Voxilaprevir is een pan-genotypische, reversibele remmer van het HCV NS3/4A-protease. Dit protease is essentieel voor de replicatie van het HCV.
Kinetische gegevens
Resorptie | Snel (sofosbuvir). De blootstelling en Cmax van alle componenten is hoger wanneer ingenomen met voedsel dan in nuchtere toestand. |
T max | ca. 2 uur (sofosbuvir), 4 uur (velpatasvir en voxilaprevir). |
Eiwitbinding | > 99% (velpatasvir en voxilaprevir). |
Metabolisering | Sofosbuvir in hoge mate in de lever tot de actieve metaboliet (een uridineanalogon-trifosfaat, aangeduid als GS-461203) en inactieve metabolieten. De actieve metaboliet wordt niet waargenomen in de circulatie.

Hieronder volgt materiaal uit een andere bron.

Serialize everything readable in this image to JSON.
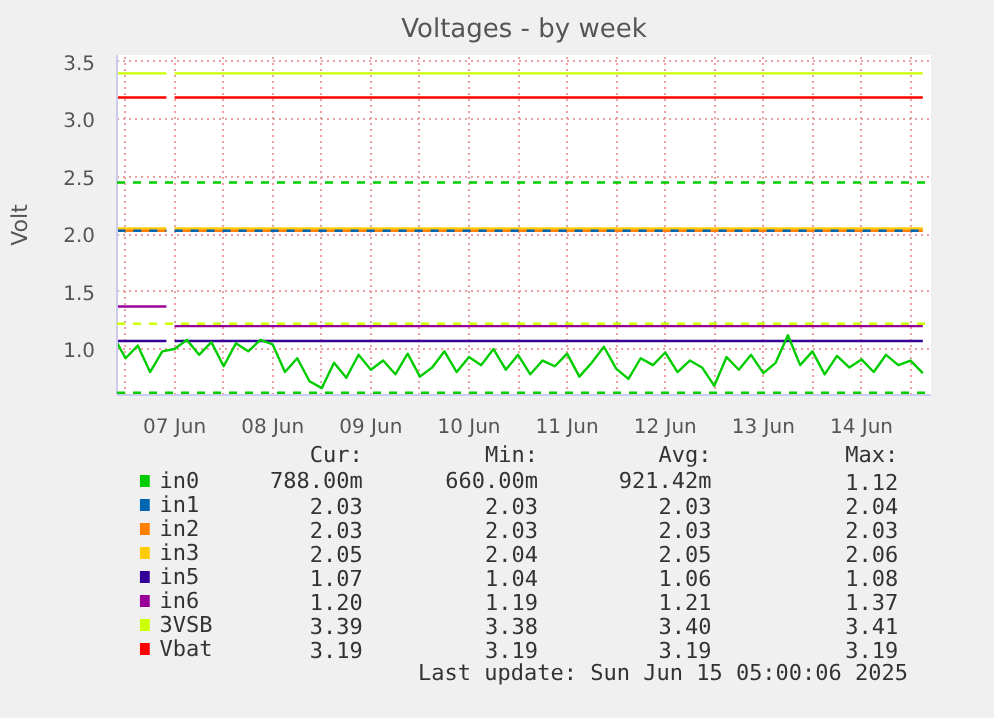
{
  "chart_data": {
    "type": "line",
    "title": "Voltages - by week",
    "ylabel": "Volt",
    "xlim": [
      "2025-06-06T21:55",
      "2025-06-15T05:00"
    ],
    "ylim": [
      0.6,
      3.56
    ],
    "yticks": [
      {
        "value": 1.0,
        "label": "1.0"
      },
      {
        "value": 1.5,
        "label": "1.5"
      },
      {
        "value": 2.0,
        "label": "2.0"
      },
      {
        "value": 2.5,
        "label": "2.5"
      },
      {
        "value": 3.0,
        "label": "3.0"
      },
      {
        "value": 3.5,
        "label": "3.5"
      }
    ],
    "xticks": [
      {
        "value": "2025-06-07T00:00",
        "label": null
      },
      {
        "value": "2025-06-07T12:00",
        "label": "07 Jun"
      },
      {
        "value": "2025-06-08T00:00",
        "label": null
      },
      {
        "value": "2025-06-08T12:00",
        "label": "08 Jun"
      },
      {
        "value": "2025-06-09T00:00",
        "label": null
      },
      {
        "value": "2025-06-09T12:00",
        "label": "09 Jun"
      },
      {
        "value": "2025-06-10T00:00",
        "label": null
      },
      {
        "value": "2025-06-10T12:00",
        "label": "10 Jun"
      },
      {
        "value": "2025-06-11T00:00",
        "label": null
      },
      {
        "value": "2025-06-11T12:00",
        "label": "11 Jun"
      },
      {
        "value": "2025-06-12T00:00",
        "label": null
      },
      {
        "value": "2025-06-12T12:00",
        "label": "12 Jun"
      },
      {
        "value": "2025-06-13T00:00",
        "label": null
      },
      {
        "value": "2025-06-13T12:00",
        "label": "13 Jun"
      },
      {
        "value": "2025-06-14T00:00",
        "label": null
      },
      {
        "value": "2025-06-14T12:00",
        "label": "14 Jun"
      },
      {
        "value": "2025-06-15T00:00",
        "label": null
      }
    ],
    "grid": true,
    "legend": "bottom",
    "x": [
      "2025-06-06T22:00",
      "2025-06-07T00:00",
      "2025-06-07T03:00",
      "2025-06-07T06:00",
      "2025-06-07T09:00",
      "2025-06-07T12:00",
      "2025-06-07T15:00",
      "2025-06-07T18:00",
      "2025-06-07T21:00",
      "2025-06-08T00:00",
      "2025-06-08T03:00",
      "2025-06-08T06:00",
      "2025-06-08T09:00",
      "2025-06-08T12:00",
      "2025-06-08T15:00",
      "2025-06-08T18:00",
      "2025-06-08T21:00",
      "2025-06-09T00:00",
      "2025-06-09T03:00",
      "2025-06-09T06:00",
      "2025-06-09T09:00",
      "2025-06-09T12:00",
      "2025-06-09T15:00",
      "2025-06-09T18:00",
      "2025-06-09T21:00",
      "2025-06-10T00:00",
      "2025-06-10T03:00",
      "2025-06-10T06:00",
      "2025-06-10T09:00",
      "2025-06-10T12:00",
      "2025-06-10T15:00",
      "2025-06-10T18:00",
      "2025-06-10T21:00",
      "2025-06-11T00:00",
      "2025-06-11T03:00",
      "2025-06-11T06:00",
      "2025-06-11T09:00",
      "2025-06-11T12:00",
      "2025-06-11T15:00",
      "2025-06-11T18:00",
      "2025-06-11T21:00",
      "2025-06-12T00:00",
      "2025-06-12T03:00",
      "2025-06-12T06:00",
      "2025-06-12T09:00",
      "2025-06-12T12:00",
      "2025-06-12T15:00",
      "2025-06-12T18:00",
      "2025-06-12T21:00",
      "2025-06-13T00:00",
      "2025-06-13T03:00",
      "2025-06-13T06:00",
      "2025-06-13T09:00",
      "2025-06-13T12:00",
      "2025-06-13T15:00",
      "2025-06-13T18:00",
      "2025-06-13T21:00",
      "2025-06-14T00:00",
      "2025-06-14T03:00",
      "2025-06-14T06:00",
      "2025-06-14T09:00",
      "2025-06-14T12:00",
      "2025-06-14T15:00",
      "2025-06-14T18:00",
      "2025-06-14T21:00",
      "2025-06-15T00:00",
      "2025-06-15T03:00"
    ],
    "series": [
      {
        "name": "in0",
        "color": "#00cc00",
        "values": [
          1.05,
          0.92,
          1.03,
          0.8,
          0.98,
          1.0,
          1.08,
          0.95,
          1.06,
          0.85,
          1.05,
          0.98,
          1.08,
          1.04,
          0.8,
          0.92,
          0.72,
          0.66,
          0.88,
          0.75,
          0.95,
          0.82,
          0.9,
          0.78,
          0.96,
          0.76,
          0.84,
          0.98,
          0.8,
          0.93,
          0.86,
          1.0,
          0.82,
          0.95,
          0.78,
          0.9,
          0.85,
          0.96,
          0.76,
          0.88,
          1.02,
          0.83,
          0.74,
          0.92,
          0.86,
          0.97,
          0.8,
          0.9,
          0.84,
          0.68,
          0.93,
          0.82,
          0.95,
          0.79,
          0.88,
          1.12,
          0.86,
          0.98,
          0.78,
          0.94,
          0.84,
          0.91,
          0.8,
          0.95,
          0.86,
          0.9,
          0.79
        ]
      },
      {
        "name": "in1",
        "color": "#0066b3",
        "line_style": "dashed",
        "x": [
          "2025-06-06T22:00",
          "2025-06-07T10:00",
          "2025-06-07T11:00",
          "2025-06-07T12:00",
          "2025-06-15T03:00"
        ],
        "values": [
          2.03,
          2.03,
          null,
          2.03,
          2.03
        ]
      },
      {
        "name": "in2",
        "color": "#ff8000",
        "x": [
          "2025-06-06T22:00",
          "2025-06-07T10:00",
          "2025-06-07T11:00",
          "2025-06-07T12:00",
          "2025-06-15T03:00"
        ],
        "values": [
          2.03,
          2.03,
          null,
          2.03,
          2.03
        ]
      },
      {
        "name": "in3",
        "color": "#ffcc00",
        "x": [
          "2025-06-06T22:00",
          "2025-06-07T10:00",
          "2025-06-07T11:00",
          "2025-06-07T12:00",
          "2025-06-15T03:00"
        ],
        "values": [
          2.05,
          2.05,
          null,
          2.05,
          2.05
        ]
      },
      {
        "name": "in5",
        "color": "#330099",
        "x": [
          "2025-06-06T22:00",
          "2025-06-07T10:00",
          "2025-06-07T11:00",
          "2025-06-07T12:00",
          "2025-06-15T03:00"
        ],
        "values": [
          1.07,
          1.07,
          null,
          1.07,
          1.07
        ]
      },
      {
        "name": "in6",
        "color": "#990099",
        "x": [
          "2025-06-06T22:00",
          "2025-06-07T10:00",
          "2025-06-07T11:00",
          "2025-06-07T12:00",
          "2025-06-15T03:00"
        ],
        "values": [
          1.37,
          1.37,
          null,
          1.2,
          1.2
        ]
      },
      {
        "name": "3VSB",
        "color": "#ccff00",
        "x": [
          "2025-06-06T22:00",
          "2025-06-07T10:00",
          "2025-06-07T11:00",
          "2025-06-07T12:00",
          "2025-06-15T03:00"
        ],
        "values": [
          3.4,
          3.4,
          null,
          3.4,
          3.4
        ]
      },
      {
        "name": "Vbat",
        "color": "#ff0000",
        "x": [
          "2025-06-06T22:00",
          "2025-06-07T10:00",
          "2025-06-07T11:00",
          "2025-06-07T12:00",
          "2025-06-15T03:00"
        ],
        "values": [
          3.19,
          3.19,
          null,
          3.19,
          3.19
        ]
      }
    ],
    "ref_lines": [
      {
        "axis": "y",
        "value": 2.45,
        "color": "#00cc00",
        "line_style": "dashed"
      },
      {
        "axis": "y",
        "value": 0.62,
        "color": "#00cc00",
        "line_style": "dashed"
      },
      {
        "axis": "y",
        "value": 1.22,
        "color": "#ccff00",
        "line_style": "dashed"
      }
    ],
    "annotations": [
      "Cur:",
      "Min:",
      "Avg:",
      "Max:",
      "788.00m",
      "660.00m",
      "921.42m",
      "1.12",
      "2.03",
      "2.03",
      "2.03",
      "2.04",
      "2.03",
      "2.03",
      "2.03",
      "2.03",
      "2.05",
      "2.04",
      "2.05",
      "2.06",
      "1.07",
      "1.04",
      "1.06",
      "1.08",
      "1.20",
      "1.19",
      "1.21",
      "1.37",
      "3.39",
      "3.38",
      "3.40",
      "3.41",
      "3.19",
      "3.19",
      "3.19",
      "3.19",
      "Last update: Sun Jun 15 05:00:06 2025"
    ]
  }
}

Velpatasvir: langzaam en in beperkte mate, door CYP2B6, CYP2C8 en CYP3A4. Voxilaprevir: langzaam en gedeeltelijk, hoofdzakelijk door CYP3A4. |
Eliminatie | Sofosbuvir vnl. met de urine (ca. 80%), grotendeels als inactieve metaboliet, ca. 3,5% als sofosbuvir. Ongeveer 14% wordt uitgescheiden met de feces en ca. 2,5% met de uitgeademde lucht. Velpatasvir voornamelijk met de feces (94%), ca. 77% onveranderd. Een 4 uur durende hemodialyse-sessie verwijdert ca. 18% van toegediende sofosbuvir. Voxilaprevir met de feces, ca. 40% onveranderd en 39% als metabolieten. Het is onwaarschijnlijk dat hemodialyse in significante mate velpatasvir of voxilaprevir kan verwijderen uit de circulatie vanwege de hoge eiwitbinding. |
T 1/2el | ca. 30 min (sofosbuvir), 17 uur (velpatasvir), 33 uur (voxilaprevir). |
Uitleg afkortingen
F | biologische beschikbaarheid (fractie van de dosis die in de systemische circulatie verschijnt) |
T max | tijdsduur tot maximale bloedspiegel na toediening |
V d | verdelingsvolume (fictief volume waarin een geneesmiddel zich verdeelt over het lichaam) |
T 1/2 | plasmahalfwaardetijd (tijd die nodig is om een bepaalde plasmaconcentratie te halveren) |
T 1/2el | plasmahalfwaardetijd in de eliminatiefase, terminale halfwaardetijd |
Groepsinformatie
ledipasvir/sofosbuvir hoort bij de groep NS5A-remmers, combinatiepreparaten.
Groepsinformatie
sofosbuvir/velpatasvir/voxilaprevir hoort bij de groep NS5A-remmers, combinatiepreparaten.